Single by Danny Kaye

from the album Hans Christian Andersen
- B-side: "Anywhere I Wander"
- Released: 1953
- Genre: Film, waltz
- Label: Brunswick
- Songwriter: Frank Loesser

= Wonderful Copenhagen =

"Wonderful Copenhagen" is a song and single written by Frank Loesser performed by Danny Kaye with Gordon Jenkins and his orchestra and released in 1953.

It was taken from the 1952 film, Hans Christian Andersen and is considered to be the best known song in the film. It occurs in the film where Andersen, played by Kaye, is about to be expelled from Odense and his apprentice Peter advocates going to Copenhagen.

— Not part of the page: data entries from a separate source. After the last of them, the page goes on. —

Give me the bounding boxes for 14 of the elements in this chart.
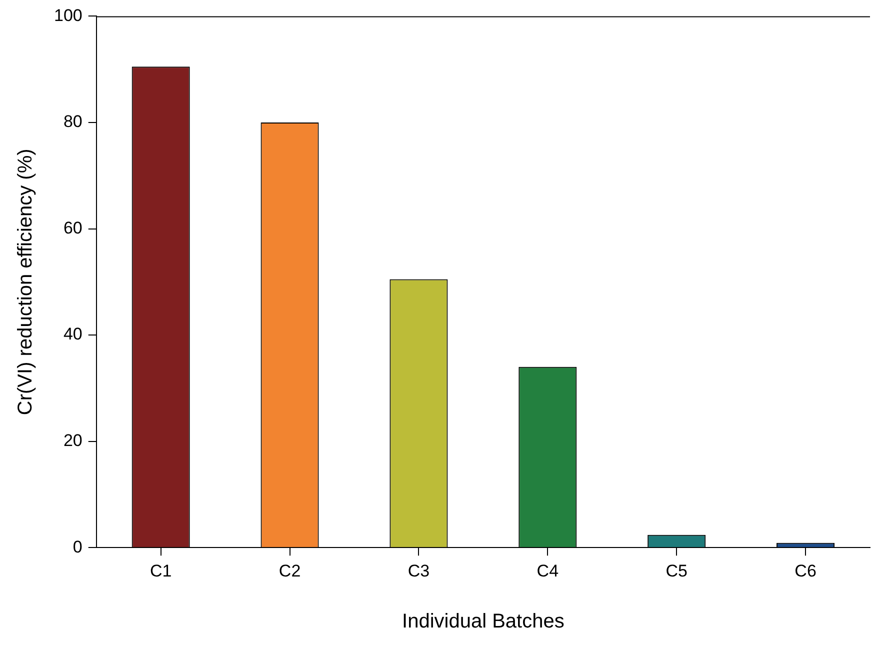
x-tick-label: C3	[408, 561, 430, 580]
x-tick-label: C5	[666, 561, 688, 580]
x-tick-label: C4	[536, 561, 559, 580]
x-tick-label: C2	[278, 561, 301, 580]
y-tick-label: 80	[63, 112, 82, 132]
y-tick-label: 20	[63, 431, 82, 450]
y-tick-label: 40	[63, 324, 82, 344]
y-tick-label: 60	[63, 218, 82, 238]
y-axis-title: Cr(VI) reduction efficiency (%)	[14, 148, 37, 416]
y-tick-label: 0	[72, 537, 82, 556]
x-axis-title: Individual Batches	[402, 610, 564, 633]
y-tick-label: 100	[54, 6, 82, 25]
x-tick-label: C1	[150, 561, 172, 580]
x-tick-label: C6	[794, 561, 816, 580]
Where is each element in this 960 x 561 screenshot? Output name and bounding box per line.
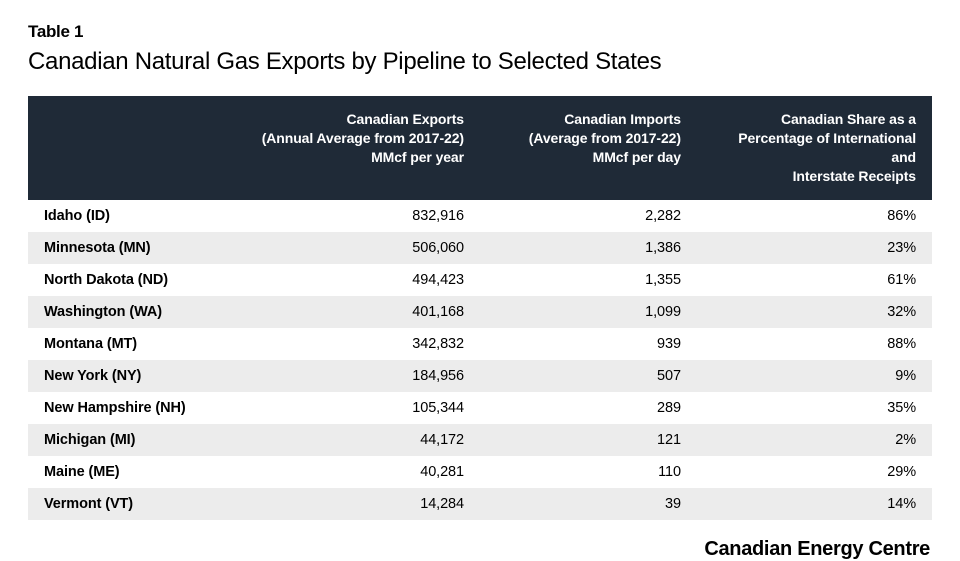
cell-exports: 401,168: [245, 296, 480, 328]
cell-share: 88%: [697, 328, 932, 360]
cell-imports: 939: [480, 328, 697, 360]
cell-state: Montana (MT): [28, 328, 245, 360]
table-row: Michigan (MI)44,1721212%: [28, 424, 932, 456]
cell-exports: 506,060: [245, 232, 480, 264]
cell-state: New York (NY): [28, 360, 245, 392]
cell-exports: 14,284: [245, 488, 480, 520]
col-header-line: Canadian Share as a: [781, 111, 916, 127]
table-row: Maine (ME)40,28111029%: [28, 456, 932, 488]
col-header-state: [28, 96, 245, 200]
table-row: Idaho (ID)832,9162,28286%: [28, 200, 932, 232]
cell-imports: 121: [480, 424, 697, 456]
col-header-line: Interstate Receipts: [793, 168, 916, 184]
cell-imports: 1,386: [480, 232, 697, 264]
cell-exports: 342,832: [245, 328, 480, 360]
table-title: Canadian Natural Gas Exports by Pipeline…: [28, 48, 932, 76]
cell-share: 32%: [697, 296, 932, 328]
table-row: Vermont (VT)14,2843914%: [28, 488, 932, 520]
cell-share: 86%: [697, 200, 932, 232]
table-row: Washington (WA)401,1681,09932%: [28, 296, 932, 328]
col-header-line: Canadian Exports: [347, 111, 464, 127]
table-body: Idaho (ID)832,9162,28286% Minnesota (MN)…: [28, 200, 932, 520]
col-header-line: (Average from 2017-22): [529, 130, 681, 146]
cell-exports: 832,916: [245, 200, 480, 232]
cell-exports: 40,281: [245, 456, 480, 488]
cell-imports: 1,099: [480, 296, 697, 328]
cell-state: North Dakota (ND): [28, 264, 245, 296]
col-header-exports: Canadian Exports (Annual Average from 20…: [245, 96, 480, 200]
table-row: New York (NY)184,9565079%: [28, 360, 932, 392]
cell-imports: 1,355: [480, 264, 697, 296]
table-row: New Hampshire (NH)105,34428935%: [28, 392, 932, 424]
col-header-line: MMcf per day: [593, 149, 681, 165]
table-header-row: Canadian Exports (Annual Average from 20…: [28, 96, 932, 200]
cell-share: 61%: [697, 264, 932, 296]
data-table: Canadian Exports (Annual Average from 20…: [28, 96, 932, 520]
cell-imports: 289: [480, 392, 697, 424]
table-label: Table 1: [28, 22, 932, 42]
cell-state: Maine (ME): [28, 456, 245, 488]
col-header-line: (Annual Average from 2017-22): [262, 130, 464, 146]
cell-state: Vermont (VT): [28, 488, 245, 520]
cell-share: 14%: [697, 488, 932, 520]
cell-exports: 494,423: [245, 264, 480, 296]
col-header-share: Canadian Share as a Percentage of Intern…: [697, 96, 932, 200]
cell-state: New Hampshire (NH): [28, 392, 245, 424]
col-header-line: Percentage of International and: [738, 130, 916, 165]
cell-imports: 2,282: [480, 200, 697, 232]
cell-state: Idaho (ID): [28, 200, 245, 232]
cell-imports: 110: [480, 456, 697, 488]
cell-share: 35%: [697, 392, 932, 424]
cell-imports: 507: [480, 360, 697, 392]
cell-share: 9%: [697, 360, 932, 392]
cell-exports: 105,344: [245, 392, 480, 424]
col-header-imports: Canadian Imports (Average from 2017-22) …: [480, 96, 697, 200]
table-row: North Dakota (ND)494,4231,35561%: [28, 264, 932, 296]
cell-exports: 184,956: [245, 360, 480, 392]
cell-share: 29%: [697, 456, 932, 488]
cell-imports: 39: [480, 488, 697, 520]
footer-source: Canadian Energy Centre: [28, 538, 932, 561]
col-header-line: Canadian Imports: [564, 111, 681, 127]
cell-state: Washington (WA): [28, 296, 245, 328]
cell-state: Minnesota (MN): [28, 232, 245, 264]
cell-share: 2%: [697, 424, 932, 456]
cell-exports: 44,172: [245, 424, 480, 456]
cell-state: Michigan (MI): [28, 424, 245, 456]
col-header-line: MMcf per year: [371, 149, 464, 165]
table-row: Minnesota (MN)506,0601,38623%: [28, 232, 932, 264]
cell-share: 23%: [697, 232, 932, 264]
table-row: Montana (MT)342,83293988%: [28, 328, 932, 360]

The single reached number five in the UK Singles Chart in 1953 during a 10-week stay on the chart.

==Legacy==
Loesser had never visited Copenhagen when he wrote the song. The Danes took to the song and Loesser was greeted as a national hero when he subsequently visited Denmark.
The song was used by the local tourist organisation but was not a hit in Denmark due to Kaye's pronunciation of "Copenhagen", which made the word sound German and thus neither English nor Danish.

After the film, The Copenhagen Tourist Organisation took the name "Wonderful Copenhagen".